Logement: financiarisation croissante
Quinze ans après la crise financière mondiale déclenchée par l’éclatement de la bulle immobilière aux États-Unis, l’imbrication entre marchés financiers et marchés immobiliers est toujours à l’œuvre. À l’issue de sa visite en France en 2019, la rapporteuse spéciale de l’ONU sur le droit au logement convenable s’inquiétait publiquement de ce que « la financiarisation du logement – lorsque le logement est mis en avant et utilisé comme instrument financier plutôt que comme bien social – prenne rapidement de l’ampleur » dans ce pays. Plus récemment, des élus de gauche de grandes métropoles françaises exprimaient le même genre de craintes, en dénonçant « une spéculation inédite [qui] transforme aujourd’hui les logements en actifs financiers » et contraint les classes moyennes et populaires au départ.
Par Antoine Guironnet
Chercheur Post-Doctorant, Sciences Po
par Ludovic Halbert
Chargé de recherche CNRS au Laboratoire Techniques, Territoires et Sociétés (LATTS) de l’Université Paris-Est et maître de conférences, École des Ponts ParisTech (ENPC) dans The Conversation.
La financiarisation des villes, sous diverses acceptions, mobilise ainsi de plus en plus l’attention politique et médiatique. C’est tout un imaginaire lourd de menaces qui affleure à la convocation de ce terme. Monsieur Vautour, l’intraitable propriétaire du théâtre boulevardier napoléonien, les sociétés immobilières éventrant les rues de Paris sous Haussmann, la touristification des centres-villes par les plates-formes de type Airbnb : ces figures et phénomènes évoquent le spectre de la spéculation et ses effets délétères pour les populations locales. […]
Les espaces urbains ont joué un rôle précurseur et actif dans ce processus. Dès le XIXe siècle, des sociétés cotées en bourse se spécialisent dans l’immobilier et les infrastructures des grandes agglomérations françaises (chemins de fer, canaux). Une telle propriété urbaine actionnariale a assuré la fortune – et causé la banqueroute ! – de grandes figures du capitalisme d’alors, à l’image des frères Pereire.
Mais sa spécificité contemporaine tient à ce que le monde de la gestion d’actifs immobiliers, avec ses acteurs, ses techniques et ses rationalités propres, est aujourd’hui au faîte de l’articulation entre marchés financiers et immobiliers. Voici une vingtaine d’années désormais qu’une masse croissante de capitaux financiers se déverse dans l’immobilier des grandes villes, dans des proportions et avec une portée spatiale inédites. […]
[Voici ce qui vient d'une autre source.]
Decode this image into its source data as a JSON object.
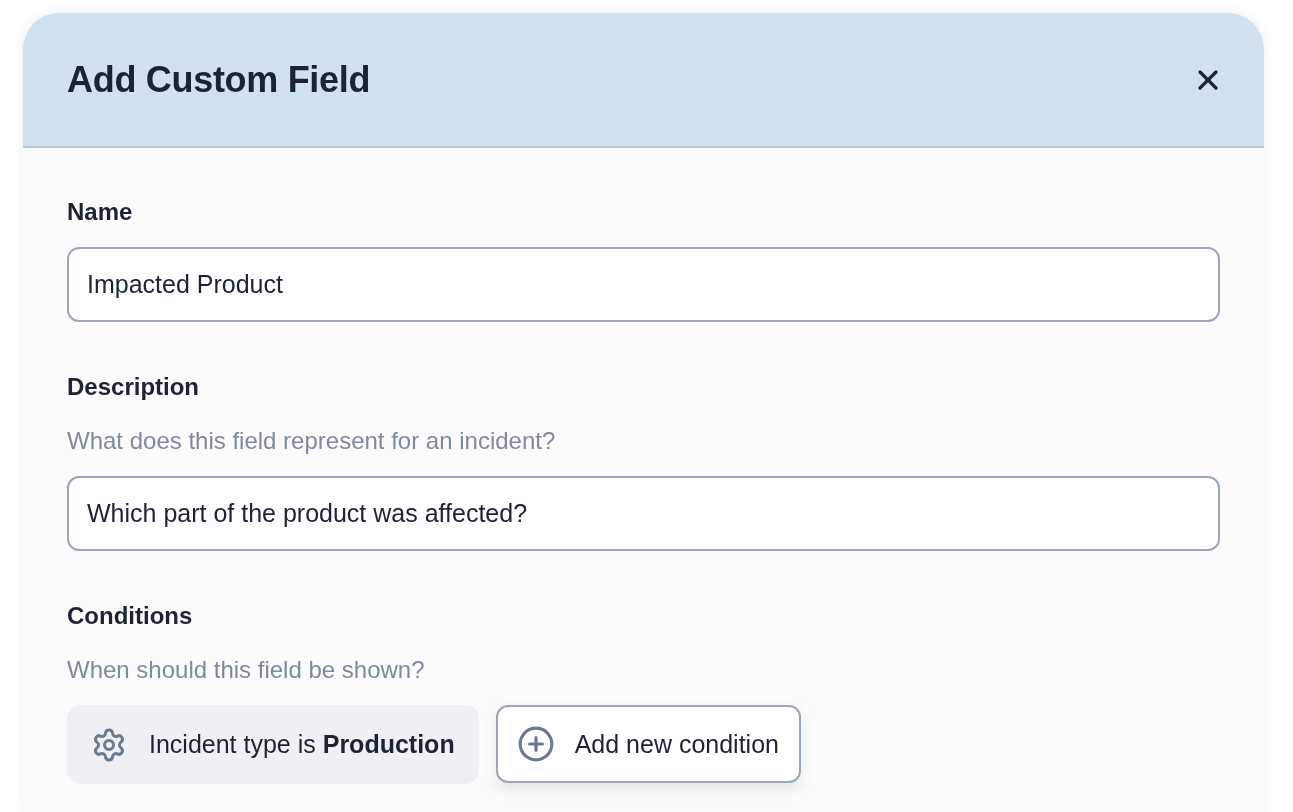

Les marchés financiers forment en effet une vaste infrastructure financière de portée mondiale à travers laquelle l’épargne des individus, des entreprises ou des États est drainée et centralisée par des gérants d’actifs chargés de la faire fructifier. Dans le cas de l’achat de bâtiments destinés à être mis en location et revendus à plus ou moins longue échéance, deux grands types prédominent : des sociétés foncières, dont certaines sont cotées en bourse, et des sociétés de gestion de portefeuille qui créent des fonds d’investissement dédiés à l’immobilier.
Dans les deux cas, le principe reste le même : en achetant des parts de sociétés ou de fonds immobiliers, les clients-investisseurs cherchent à réduire les risques et à diversifier leurs revenus par rapport aux autres placements habituels (actions d’entreprises cotées en bourse dans d’autres secteurs, dette des États, produits dérivés, devises, etc.). À charge pour les gérants d’actifs administrant leurs capitaux de trouver les moyens de leur verser des bénéfices attractifs en s’emparant des lieux de travail, de consommation, de loisir et d’habitat.
Méconnues du grand public, ces sociétés sont pourtant propriétaires de nombreuses adresses. Les centres commerciaux des Halles à Paris, de Part-Dieu à Lyon et d’Euralille appartiennent à Unibail-Rodamco-Westfield, l’un des leaders mondiaux de l’immobilier commercial. Dans le domaine résidentiel, la SNCF a réuni 4 000 de ses logements dans un fonds pour en céder une partie à un consortium d’investisseurs, dont l’Établissement de la retraite additionnelle de la fonction publique et l’allemand Vonovia, alter ego d’Unibail pour le logement. Les résidences avec services pour étudiants ou personnes dépendantes ont également le vent en poupe.
Si Orpea a tristement défrayé la chronique pour le traitement réservé à ses locataires, peu de gens savent que cette société cotée en bourse est devenue un mastodonte détenant près de 100 000 lits pour personnes dépendantes dans le monde. Dans la logistique, on ne compte plus les entrepôts aux périphéries des agglomérations qui appartiennent à des géants du secteur comme Prologis ou Goodman, cotés en bourse.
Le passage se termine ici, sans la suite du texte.